Resulta que el canario había estado en viviendo en Alemania antes de venirse a Venezuela. Allí conoció a esta muchacha y vinieron ambos a Venezuela como turistas. Una vez aquí el canario se quedó pero la mujer se quiso devolver a Alemania. En ese momento Mario, el canario la encerró en el patio del local y la engrilló para que no saliera. Allí la mujer tuvo dos hijos de Mario. Los parió sola y engrillada en el solar.

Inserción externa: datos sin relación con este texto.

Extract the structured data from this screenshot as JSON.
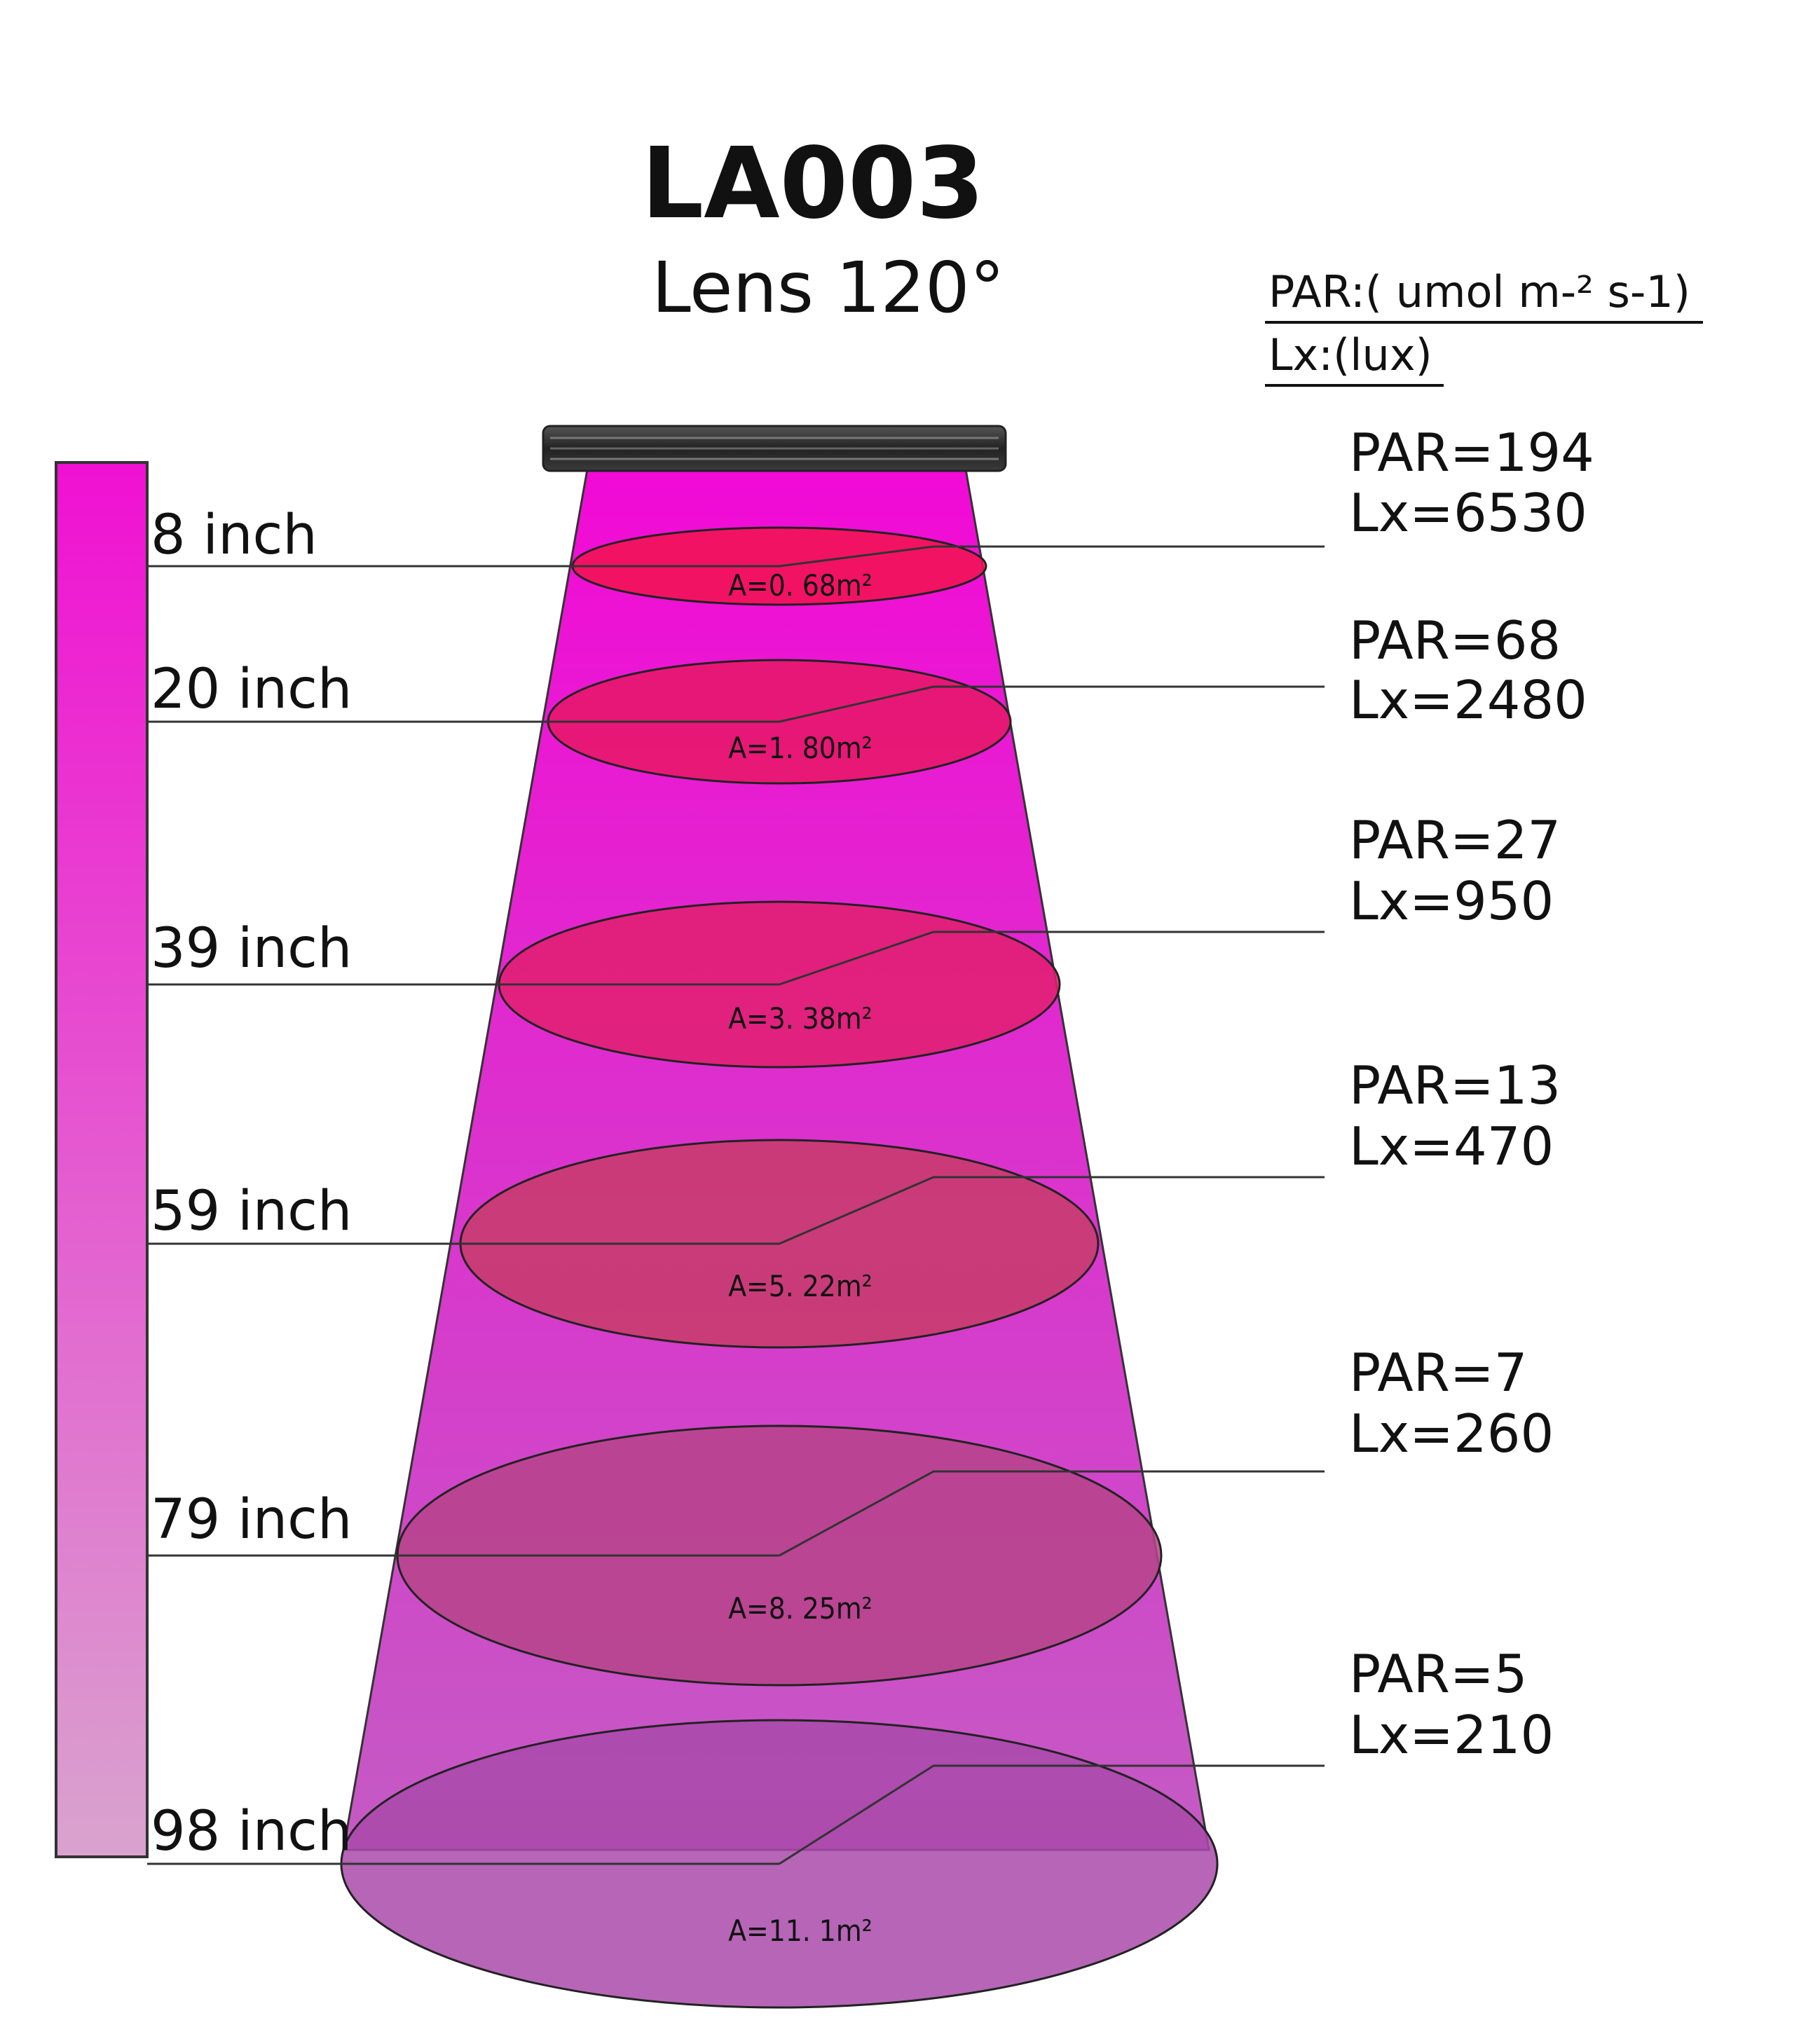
{
  "title": "LA003",
  "subtitle": "Lens 120°",
  "legend": {
    "par_unit": "PAR:( umol m-² s-1)",
    "lx_unit": "Lx:(lux)"
  },
  "colors": {
    "beam_top": "#f20ad6",
    "beam_bottom": "#c45bc4",
    "scale_top": "#f011d2",
    "scale_bottom": "#d9a3ce",
    "ellipse_fills": [
      "#f2134f",
      "#e61866",
      "#e0206e",
      "#c73c6a",
      "#b6448a",
      "#a94aaa"
    ]
  },
  "levels": [
    {
      "distance": "8 inch",
      "par": "PAR=194",
      "lx": "Lx=6530",
      "area": "A=0. 68m²"
    },
    {
      "distance": "20 inch",
      "par": "PAR=68",
      "lx": "Lx=2480",
      "area": "A=1. 80m²"
    },
    {
      "distance": "39 inch",
      "par": "PAR=27",
      "lx": "Lx=950",
      "area": "A=3. 38m²"
    },
    {
      "distance": "59 inch",
      "par": "PAR=13",
      "lx": "Lx=470",
      "area": "A=5. 22m²"
    },
    {
      "distance": "79 inch",
      "par": "PAR=7",
      "lx": "Lx=260",
      "area": "A=8. 25m²"
    },
    {
      "distance": "98 inch",
      "par": "PAR=5",
      "lx": "Lx=210",
      "area": "A=11. 1m²"
    }
  ]
}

La mujer vivió seis años en Venezuela, pero nunca aprendió a hablar castellano porque Mario le hablaba en alemán. No conoció la ciudad, ni pudo hablar más con su familia. Una vez libre, la mujer pudo comunicarse con alguien en la embajada alemana en Caracas quien a su vez, logró comunicarse con su familia. La señora mayor con los collares era su mamá que vino a buscarla desde Alemania. Ella pensaba que su hija había muerto. El manteco desapareció muchos años después, a Mario el canario nunca mas lo volví a ver ni a saber de él. Pero una cosa se mantuvo constante durante todo el tiempo hasta la muerte de mi abuela, unos sobres que llegaban a casa de mi abuela regularmente con fotos y cartas desde Alemania.